Merkel dealt another blow

German election favors opponents

Geir Moulson Associated Press

BERLIN – Chancellor Angela Merkel’s coalition suffered a new setback and Germany’s main opposition parties celebrated gains in a state election Sunday that came as Merkel’s unpopular government grapples with the eurozone debt crisis and other challenges.

The vote in Mecklenburg-Western Pomerania, a northeastern region where Merkel’s parliamentary constituency is located, was the sixth of seven German state elections this year. Most of those have gone poorly for the chancellor’s center-right coalition.

The center-left Social Democrats won 35.7 percent of Sunday’s vote – about 5 points more than five years ago.

The other winners were the opposition Greens, who have been riding high in national polls. They won 8.4 percent, entering the state legislature for the first time.

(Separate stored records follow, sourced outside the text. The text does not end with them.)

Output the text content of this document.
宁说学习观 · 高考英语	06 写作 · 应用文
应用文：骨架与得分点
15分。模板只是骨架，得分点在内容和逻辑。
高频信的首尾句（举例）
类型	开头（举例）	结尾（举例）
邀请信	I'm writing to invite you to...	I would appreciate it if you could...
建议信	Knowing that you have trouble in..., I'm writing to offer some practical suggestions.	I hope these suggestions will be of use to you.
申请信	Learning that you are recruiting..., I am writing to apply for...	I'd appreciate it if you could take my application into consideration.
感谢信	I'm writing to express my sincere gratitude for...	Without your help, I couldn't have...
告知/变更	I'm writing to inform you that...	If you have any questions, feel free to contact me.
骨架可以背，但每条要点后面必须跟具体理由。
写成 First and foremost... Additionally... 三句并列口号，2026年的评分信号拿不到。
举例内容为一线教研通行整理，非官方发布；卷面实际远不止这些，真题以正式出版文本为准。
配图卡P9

Merkel’s conservative Christian Democratic Union, however, slid to 23.1 percent from nearly 29 percent in 2006, its worst showing in the state. Its partner in the national government, the Free Democratic Party, slumped to just 2.7 percent.

Over the coming weeks, Merkel faces the task of swinging skeptical center-right lawmakers in Berlin behind the latest measures aimed at keeping debt-troubled eurozone countries afloat.

That adds to issues such as this year’s decision to speed up Germany’s exit from nuclear power, the country’s abstention in a U.N. vote on the no-fly zone over Libya, and constant internal feuding over plans for tax cuts.